Suspension cultures of a human monocytic leukemia cell line, THP-1, were treated with 0.16-160 nM 12-O-tetradecanoylphorbol-13-acetate (TPA). In an original cell line, THP-1-O, cultured again from -80.degree. cryopreservation, > 80% of the cells adhered to the glass substrate with marked morphological change within 3 h of TPA treatment. Adherent cells became flat and amoeboid in shape, and many microvilli and flaps of the cell surface disappeared. Well-developed Golgi apparatus, rough endoplasmic reticula and a large amount of free ribosomes were seen in the cytoplasm.
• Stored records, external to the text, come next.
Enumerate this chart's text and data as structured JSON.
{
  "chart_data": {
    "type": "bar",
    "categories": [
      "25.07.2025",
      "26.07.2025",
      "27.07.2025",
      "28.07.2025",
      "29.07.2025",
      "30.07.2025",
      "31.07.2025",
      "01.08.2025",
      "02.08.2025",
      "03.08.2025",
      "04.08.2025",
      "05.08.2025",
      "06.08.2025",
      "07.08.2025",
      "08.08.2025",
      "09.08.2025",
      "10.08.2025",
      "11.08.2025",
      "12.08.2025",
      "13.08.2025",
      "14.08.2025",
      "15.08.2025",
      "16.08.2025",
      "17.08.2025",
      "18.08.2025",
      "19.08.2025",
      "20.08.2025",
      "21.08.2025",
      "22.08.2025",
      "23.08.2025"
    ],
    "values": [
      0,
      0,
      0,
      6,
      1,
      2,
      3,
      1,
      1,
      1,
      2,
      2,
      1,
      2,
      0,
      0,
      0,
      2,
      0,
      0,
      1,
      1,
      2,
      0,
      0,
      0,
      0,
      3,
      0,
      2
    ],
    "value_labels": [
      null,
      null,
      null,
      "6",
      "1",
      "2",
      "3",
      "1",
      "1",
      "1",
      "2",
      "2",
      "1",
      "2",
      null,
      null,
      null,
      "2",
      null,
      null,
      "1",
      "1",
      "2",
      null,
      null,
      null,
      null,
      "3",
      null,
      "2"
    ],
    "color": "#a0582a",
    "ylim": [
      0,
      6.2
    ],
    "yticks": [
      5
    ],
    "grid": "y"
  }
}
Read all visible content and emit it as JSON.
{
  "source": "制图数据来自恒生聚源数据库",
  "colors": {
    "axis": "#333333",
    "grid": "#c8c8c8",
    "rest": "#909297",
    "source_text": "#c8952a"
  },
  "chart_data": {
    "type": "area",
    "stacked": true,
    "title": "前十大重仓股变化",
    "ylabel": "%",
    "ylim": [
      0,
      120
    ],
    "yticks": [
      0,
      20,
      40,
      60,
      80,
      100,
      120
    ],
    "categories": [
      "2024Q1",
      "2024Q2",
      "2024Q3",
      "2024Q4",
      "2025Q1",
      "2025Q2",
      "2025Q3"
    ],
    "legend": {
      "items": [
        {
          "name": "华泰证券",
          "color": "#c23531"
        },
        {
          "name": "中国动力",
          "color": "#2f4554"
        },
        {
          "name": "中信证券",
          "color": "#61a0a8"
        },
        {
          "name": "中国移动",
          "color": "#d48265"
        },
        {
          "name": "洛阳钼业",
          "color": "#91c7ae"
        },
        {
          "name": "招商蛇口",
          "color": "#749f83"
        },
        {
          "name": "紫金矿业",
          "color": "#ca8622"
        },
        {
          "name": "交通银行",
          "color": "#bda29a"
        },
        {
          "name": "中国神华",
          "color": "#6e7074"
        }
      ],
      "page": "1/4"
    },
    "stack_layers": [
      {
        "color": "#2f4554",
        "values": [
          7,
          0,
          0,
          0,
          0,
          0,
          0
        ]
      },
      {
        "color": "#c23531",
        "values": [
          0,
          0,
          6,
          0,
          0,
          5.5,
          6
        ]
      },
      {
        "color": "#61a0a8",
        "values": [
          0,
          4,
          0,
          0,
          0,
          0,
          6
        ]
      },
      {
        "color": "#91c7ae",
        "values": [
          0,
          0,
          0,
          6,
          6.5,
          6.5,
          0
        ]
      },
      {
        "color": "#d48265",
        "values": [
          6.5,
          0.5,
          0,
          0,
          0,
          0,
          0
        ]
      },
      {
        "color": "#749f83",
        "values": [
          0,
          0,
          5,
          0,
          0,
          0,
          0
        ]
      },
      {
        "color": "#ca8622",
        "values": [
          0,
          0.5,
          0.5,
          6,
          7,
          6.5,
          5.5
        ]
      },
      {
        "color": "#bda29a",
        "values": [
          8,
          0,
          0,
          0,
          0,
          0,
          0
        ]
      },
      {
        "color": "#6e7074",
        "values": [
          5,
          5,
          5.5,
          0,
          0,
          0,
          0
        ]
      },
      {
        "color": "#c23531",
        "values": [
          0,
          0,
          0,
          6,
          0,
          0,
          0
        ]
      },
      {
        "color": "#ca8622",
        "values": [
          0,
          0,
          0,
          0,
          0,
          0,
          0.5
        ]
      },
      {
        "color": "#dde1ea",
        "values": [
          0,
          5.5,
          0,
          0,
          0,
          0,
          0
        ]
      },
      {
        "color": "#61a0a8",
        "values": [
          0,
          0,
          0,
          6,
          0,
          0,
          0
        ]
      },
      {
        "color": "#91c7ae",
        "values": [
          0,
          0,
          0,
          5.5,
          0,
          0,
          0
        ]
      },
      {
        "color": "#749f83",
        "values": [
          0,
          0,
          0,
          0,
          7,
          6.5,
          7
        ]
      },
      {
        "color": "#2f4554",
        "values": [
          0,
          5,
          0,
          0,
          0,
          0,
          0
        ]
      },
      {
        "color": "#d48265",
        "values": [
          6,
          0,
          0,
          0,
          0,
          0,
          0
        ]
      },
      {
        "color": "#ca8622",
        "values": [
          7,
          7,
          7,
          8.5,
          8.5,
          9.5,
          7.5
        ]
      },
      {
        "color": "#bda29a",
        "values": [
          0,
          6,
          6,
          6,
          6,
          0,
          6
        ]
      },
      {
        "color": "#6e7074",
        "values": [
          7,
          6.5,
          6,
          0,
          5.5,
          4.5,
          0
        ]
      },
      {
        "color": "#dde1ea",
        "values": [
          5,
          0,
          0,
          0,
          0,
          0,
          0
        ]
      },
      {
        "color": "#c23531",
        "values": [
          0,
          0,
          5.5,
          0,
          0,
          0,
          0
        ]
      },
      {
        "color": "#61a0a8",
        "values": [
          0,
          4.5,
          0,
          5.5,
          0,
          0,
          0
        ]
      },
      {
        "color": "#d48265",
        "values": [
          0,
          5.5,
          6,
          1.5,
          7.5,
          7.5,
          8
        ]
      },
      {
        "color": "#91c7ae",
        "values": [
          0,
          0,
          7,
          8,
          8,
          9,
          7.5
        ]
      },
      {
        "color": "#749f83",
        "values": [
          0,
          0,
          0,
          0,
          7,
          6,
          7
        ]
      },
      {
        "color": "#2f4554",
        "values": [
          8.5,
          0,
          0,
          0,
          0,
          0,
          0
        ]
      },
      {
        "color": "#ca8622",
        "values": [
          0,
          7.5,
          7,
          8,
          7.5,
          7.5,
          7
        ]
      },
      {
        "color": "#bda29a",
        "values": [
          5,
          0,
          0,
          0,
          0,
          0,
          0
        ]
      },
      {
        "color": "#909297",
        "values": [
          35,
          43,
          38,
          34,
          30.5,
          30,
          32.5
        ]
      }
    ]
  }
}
In THP-1-R cells cultured continuously without cryopreservation for 26 mo., .apprx. 80% of the cells adhered to the substrate 48 h after TPA treatment. Round and ovoid shapes were kept in THP-1-R cells treated with TPA. Surface Fc receptors for IgG were present on > 90% of THP-1-O and THP-1-R cells and were little affected by treatment with TPA. Of the TPA-treated THP-1-O and THP-1-R cells 60-70% were able to phagocytize yeasts and IgG-coated sheep erythrocytes. Of the untreated THP-1 cells < 20% were able to phagocytize yeasts and IgG-coated sheep erythrocytes. In histochemical staining, .alpha.-naphthyl butyrate esterase was enhanced after treatment with TPA. Lysozyme activity in culture supernatants was not affected by TPA treatment. When exposed to latex beads and TPA, increased 14CO2 production from [1-14C]glucose in THP-1-O cells was observed. After treatment with TPA, human monocytic leukemia cells may be converted into mature cells with functions of macrophages.